A longa jornada para a noite de 10 de Março recorda-nos outras noites, sempre com a mesma esperança, exactamente a que condiz com a vitória da razão sobre a emoção, que se pode traduzir no triunfo das forças que querem transformar a sociedade e erradicar a desigualdade e a injustiça sociais. São apenas eleições, diria decerto algum crente nos regimes de democracia representativa do Ocidente, onde as pessoas, meticulosamente rodeadas de mitos, fustigadas pela propaganda e infestadas de sondagens insidiosas, vão perdendo cidadania, a pouco e pouco.

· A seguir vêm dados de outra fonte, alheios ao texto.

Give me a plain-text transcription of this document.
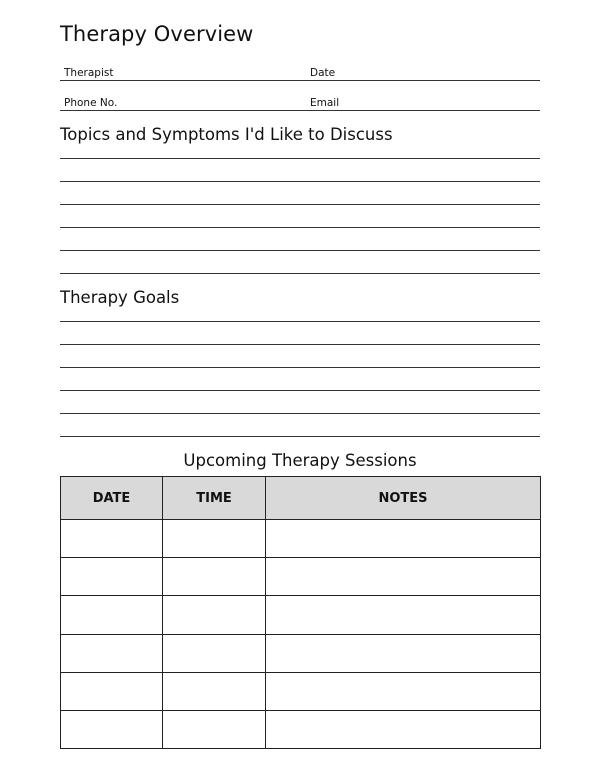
Therapy Overview
Therapist	Date
Phone No.	Email
Topics and Symptoms I'd Like to Discuss
Therapy Goals
Upcoming Therapy Sessions
DATE	TIME	NOTES
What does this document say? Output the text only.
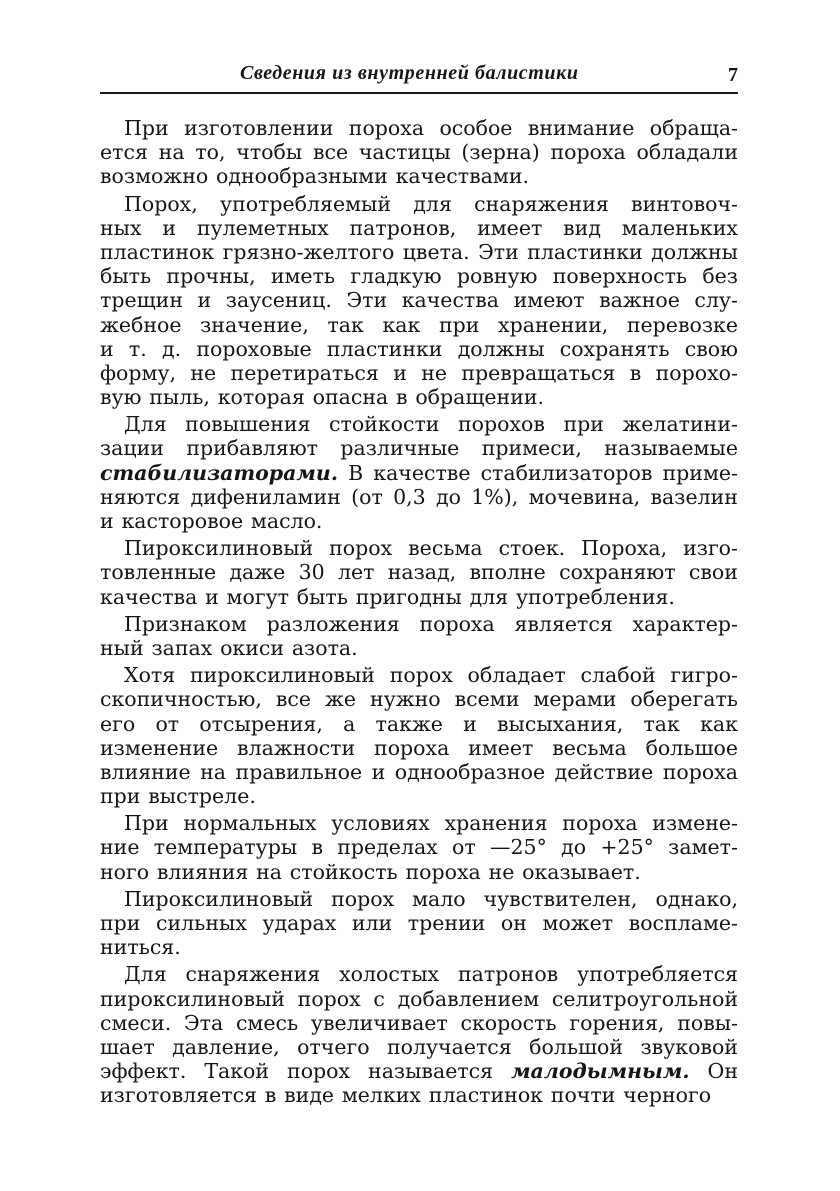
Сведения из внутренней балистики	7
При изготовлении пороха особое внимание обраща-
ется на то, чтобы все частицы (зерна) пороха обладали
возможно однообразными качествами.
Порох, употребляемый для снаряжения винтовоч-
ных и пулеметных патронов, имеет вид маленьких
пластинок грязно-желтого цвета. Эти пластинки должны
быть прочны, иметь гладкую ровную поверхность без
трещин и заусениц. Эти качества имеют важное слу-
жебное значение, так как при хранении, перевозке
и т. д. пороховые пластинки должны сохранять свою
форму, не перетираться и не превращаться в порохо-
вую пыль, которая опасна в обращении.
Для повышения стойкости порохов при желатини-
зации прибавляют различные примеси, называемые
стабилизаторами. В качестве стабилизаторов приме-
няются дифениламин (от 0,3 до 1%), мочевина, вазелин
и касторовое масло.
Пироксилиновый порох весьма стоек. Пороха, изго-
товленные даже 30 лет назад, вполне сохраняют свои
качества и могут быть пригодны для употребления.
Признаком разложения пороха является характер-
ный запах окиси азота.
Хотя пироксилиновый порох обладает слабой гигро-
скопичностью, все же нужно всеми мерами оберегать
его от отсырения, а также и высыхания, так как
изменение влажности пороха имеет весьма большое
влияние на правильное и однообразное действие пороха
при выстреле.
При нормальных условиях хранения пороха измене-
ние температуры в пределах от —25° до +25° замет-
ного влияния на стойкость пороха не оказывает.
Пироксилиновый порох мало чувствителен, однако,
при сильных ударах или трении он может воспламе-
ниться.
Для снаряжения холостых патронов употребляется
пироксилиновый порох с добавлением селитроугольной
смеси. Эта смесь увеличивает скорость горения, повы-
шает давление, отчего получается большой звуковой
эффект. Такой порох называется малодымным. Он
изготовляется в виде мелких пластинок почти черного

Os mitos caseiros destinam-se basicamente a denegrir o Estado Social, de que são exemplos, as proclamadas falta de sustentabilidade da Segurança Social e a “falência do SNS”. Relacionados, directa ou indirectamente com a questão de salários e pensões, circulam à volta da ideia falaciosa da necessidade de “aumentar a produtividade” para subir uns e outras. A nível europeu, convergem na “crença” em a União venha a ser aquilo que nunca será e que a moeda única seja o remédio para todos os males. E, pior que tudo isso, o mito da NATO, como “aliança defensiva”, asserção que tem vindo a produzir estragos nalguma Esquerda, provavelmente equivocada.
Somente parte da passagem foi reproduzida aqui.